*Por Hubber Clemente (Idealizador Negros e Pretos Afro Turismo e Hotelaria, Cofundador Papo de Hoteleiro e participante de iniciativas de D&I)
Quando falamos de preconceito, precisamos entender que ele não acontece por acaso. Nossa sociedade foi estruturada para ser como é durante muitos séculos e apenas recentemente, no meio do século passado começamos a ter ações mais efetivas de combate ao preconceito e exclusão. Mas ainda em muitos setores mais tradicionais e conservadores, há muita resistência e omissão a estas ações, como no turismo brasileiro.
Existe uma narrativa negacionista e ilusória de que o turismo nacional é diverso e inclusivo, mas, na verdade enxergam desta forma porque o setor é um retrato da nossa sociedade estruturalmente preconceituosa, com apenas um perfil específico no topo e a “diversidade” na base. Para simplificar a compreensão quando digo que o turismo brasileiro é estruturalmente preconceituoso, basta você refletir e responder algumas questões: qual é o perfil das pessoas que estão nas lideranças das principais associações e entidades de classe do setor? Quantas pessoas negras de tranças ou dreads já te atenderam em hotéis tradicionais? Quantas pessoas PCD já viu trabalhando no front de hotéis ou restaurantes? Com quantas pessoas trans você trabalhou? Ao responder às questões, você entenderá o que eu afirmo.
E como mudar esta situação? Primeiro, abandonando a negação e omissão em relação ao tema. Preconceito é como um vírus, precisa de um ambiente favorável para sobreviver, se fortalecer e até produzir variantes como aprendemos na pandemia. Um ambiente negacionista e omisso é aliado do preconceito. E saiba que apenas “notas oficiais” se dizendo contra o preconceito é praticamente assumir que apoia o mesmo. Preconceito se combate com reflexão, conscientização e principalmente ação. Se você não tem ações efetivas, não será organicamente que acontecerá. Na verdade, atrairá um público preconceituoso que está sendo combatido em vários outros setores da sociedade.

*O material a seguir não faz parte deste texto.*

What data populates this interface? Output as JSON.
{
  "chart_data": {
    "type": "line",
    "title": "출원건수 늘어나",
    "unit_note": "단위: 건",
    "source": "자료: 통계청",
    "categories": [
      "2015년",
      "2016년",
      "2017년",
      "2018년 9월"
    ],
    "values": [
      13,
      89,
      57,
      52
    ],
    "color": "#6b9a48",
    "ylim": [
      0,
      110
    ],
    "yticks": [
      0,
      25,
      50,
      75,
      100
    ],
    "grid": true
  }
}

Não é fácil, mas é plenamente possível para qualquer setor ou empresa ser diverso e inclusivo. Comece contratando consultorias especializadas, preferencialmente que conheçam o setor, para identificar onde está o maior déficit de diversidade e inclusão. Estruture um plano de ação sólido de médio e longo prazo, com ações contínuas ao longo do ano, com as devidas análises e ajustes para eficiência do mesmo. E cuidado para não cair na “armadilha” de ações superficiais, que podem se voltar contra sua empresa. Também é importante enfatizar que diversidade e inclusão são temas diferentes. Vou replicar uma frase famosa da Verna Myers, uma das maiores especialistas sobre diversidade e inclusão corporativa no mundo: “Diversidade é convidar para o baile, inclusão é chamar para dançar “.
Para pensar e aplicar estas ações, não faltam bons exemplos em outros setores para se inspirar e espelhar. Várias empresas nos últimos dois anos notaram que não havia lideranças negras em altos cargos e lançaram programas de trainees exclusivos para pessoas negras. Outras pensando em ter mais mulheres em cargos de lideranças, abriu processos seletivos em cargos de diretoria exclusivo para mulheres, com a devida equidade salarial. Outras criaram espaços seguros para LGBTQIA+ participarem de processos seletivos, coibindo através de conscientização, treinamentos e punições a ambientes tóxicos. Outras recrutam pessoas trans, com toda estrutura inclusiva para que elas possam ter a tranquilidade e apoio para exercer suas funções profissionais. E tudo isto é possível para ser aplicado quanto antes, basta ter a vontade e disponibilidade.
O futuro breve será diverso e inclusivo, apesar da resistência haverá cada vez menos espaço para ambientes permissivos, omissos com preconceito. Para que o turismo brasileiro não fique no passado, entidades de classe, associações, lideranças do setor precisam com urgência agir, pois, em todos os setores da sociedade, DIVERSIDADE E INCLUSÃO SÃO “PRA ONTEM”.
As opiniões expressas neste texto são do autor e não refletem, necessariamente, a posição da WTM Latin America.